Albert de Pury, a professor of the Old Testament at the Protestant Faculty of Theology at Geneva, sums up his doctorate thesis in the following words: "Divine promise and cultural legend in the cycle of Jacob» (2 volumes,Gabalda Publishers, Paris 1975), in which he integrates, discusses and prolongs the research of the greatest contemporary historians of the Scriptures, including Albrech Alt and Martin Noth (see : "History of Israel" by M.Noth,French translation published by Payot, 1954; "Theology of the Old Testament", 1971,Labor et Fides publishers, Geneva, by Von Rad, "Ancient History of Israel" (2 volumes) by Father R. de Vaux, Paris 1971.

"The Biblical theme of the gift of the country has its origin in the 'patriarchal promise', in other words in the divine promise made, according to the tradition of Genesis, to the patriarchs, Abraham, Isaac and Jacob. The stories in Genesis relate several times and in different ways, that God promised the patriarchs and their descendents the ownership of the land in which they were in the process of settling. This promise was made at Sichem (Genesis 12/7), at Bethel (Genesis 13/14-16; 28/13-15; 35/11-12) and at Mamre, near Hebron (Genesis 15/18-21; 17/4-8), in other words at the principal sanctuaries of Samaria and Judea, and appears to apply above all to the region of present-day Cisjordania.

"Biblical narrators present us the history of Israel's origins as a succession of well-defined periods in time. All the memories,stories, legends, tales or poems in their possession, handed down by oral tradition, were inserted by them within a specific genealogical and chronological framework. This determination to put order in handed-down tradition and to classify it also left its mark on the compilation of the patriarchal tales.

"Each of the patriarchs was probably an eponymous hero or legendary figure of independent origins, but for the narrators of the Bible all the names must be united in the same family tree. Thus Abraham is presented as the father of Isaac and as Jacob's grandfather. The eponyms of the twelve tribes of Israel are regarded as the sons of Jacob, etc. It is these twelve sons of Jacob - the embryo of the "people of Israel" concept - who left Palestine for Egypt because of a famine. After an exile of 400 years, their descendents having become the "people of Israel" in the meantime, they left Egypt, wandered about in the desert and finally conquered the land which had been promised to their ancestors. As almost all contemporary exegets agree, this schema is mostly fictitious.

"The works of Albrecht Alt and Martin North have revealed especially that the division into successive periods (Patriarchs - bondage in Egypt - conquest of Canaa) is artificial."

lt is admitted today that most of the tribe and clans which, in the 12th or the 11th century B.C., joined up to become the "people of Israel" (perhaps in the form of a confederation) were originally groups of semi-nomads who had become sedentary in central Palestine, Transjordania, Galilee and the Neguev over the course of the previous centuries.

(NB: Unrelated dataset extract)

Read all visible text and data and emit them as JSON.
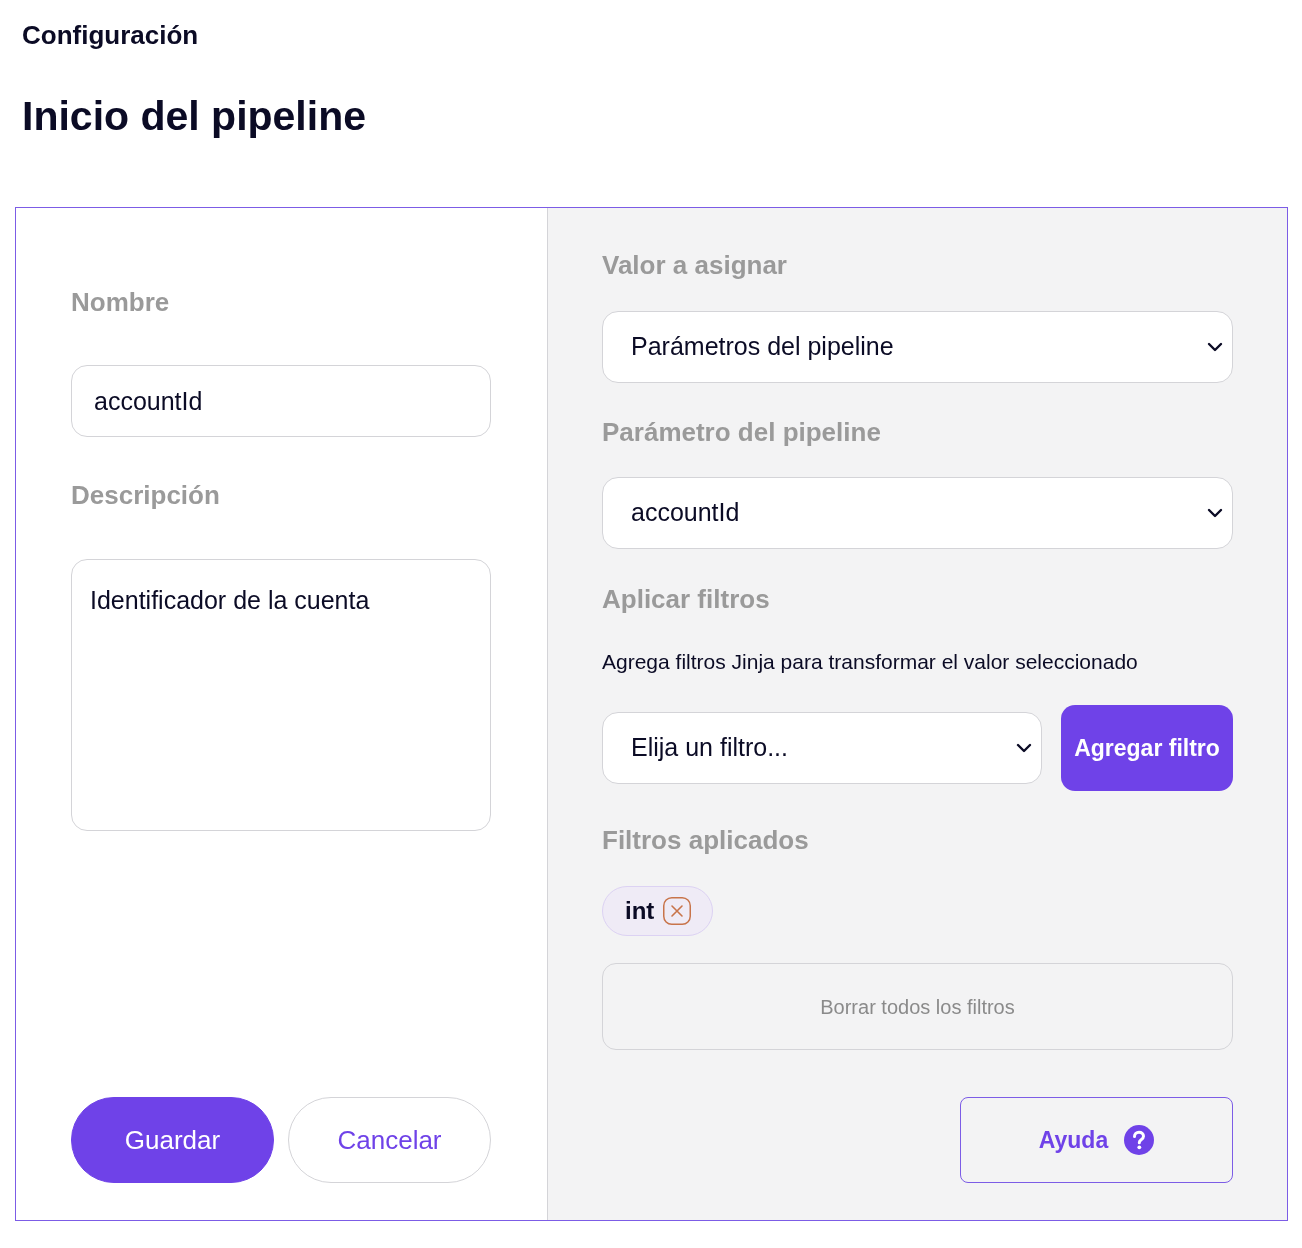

Most of these clans claimed to be descended from an eponymous ancestor about whom they had preserved a body of stories and legends. Thus one of these clans regarded itself as issued from the "patriarch" Abraham ; another was issued from Jacob, while others still were considered to be the descendents of Ruben, Simeon or Joseph.

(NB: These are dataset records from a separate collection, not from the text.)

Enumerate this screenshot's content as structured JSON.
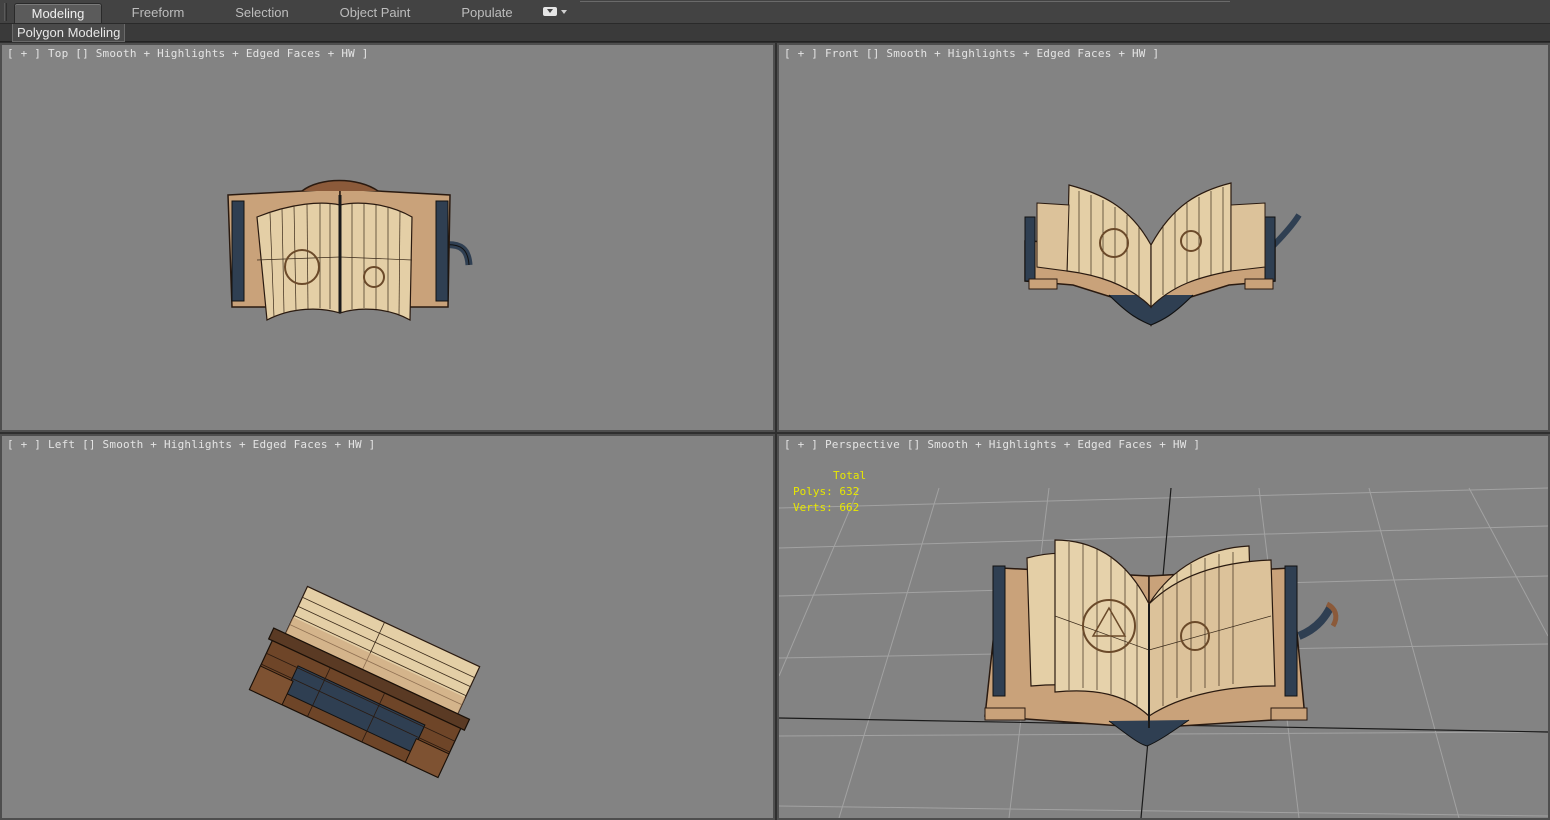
{
  "ribbon": {
    "tabs": [
      {
        "label": "Modeling",
        "active": true
      },
      {
        "label": "Freeform",
        "active": false
      },
      {
        "label": "Selection",
        "active": false
      },
      {
        "label": "Object Paint",
        "active": false
      },
      {
        "label": "Populate",
        "active": false
      }
    ],
    "panel_label": "Polygon Modeling"
  },
  "viewports": {
    "top": {
      "plus": "[ + ]",
      "name": "Top",
      "shading": "Smooth + Highlights + Edged Faces + HW ]"
    },
    "front": {
      "plus": "[ + ]",
      "name": "Front",
      "shading": "Smooth + Highlights + Edged Faces + HW ]"
    },
    "left": {
      "plus": "[ + ]",
      "name": "Left",
      "shading": "Smooth + Highlights + Edged Faces + HW ]"
    },
    "perspective": {
      "plus": "[ + ]",
      "name": "Perspective",
      "shading": "Smooth + Highlights + Edged Faces + HW ]"
    }
  },
  "statistics": {
    "header": "Total",
    "polys_label": "Polys:",
    "polys_value": "632",
    "verts_label": "Verts:",
    "verts_value": "662"
  },
  "colors": {
    "viewport_bg": "#838383",
    "stats_text": "#e8e800",
    "page": "#e4cfa6",
    "leather": "#8b5a3a",
    "strap": "#2f3f52"
  }
}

It was only during the assimilation and unification of these different tribal groups that their "ancestors", who had no links originally between them, became integrated within a single geneological system. It is likely that the "Abraham" and "Isaac" became assimilated to the "proto-Israelite" tribes at a time when Jacob-Israel had already become the common ancestor of the twelve tribes. Thus Isaac had to make do with the status of Jacob's "father", while Abraham was enthroned at the root of the genealogy, thus becoming Isaac's "father".

To sum up, we can see that the Israelite "conquest" was not the "Blitzkrieg" it is made out to be in the book of Joshuah, but rather the outcome of a gradual "Landnahme" by nomadic groups. The few military skirmishes that may have occured only came in the final phase of a long process of infiltration and sedentarization.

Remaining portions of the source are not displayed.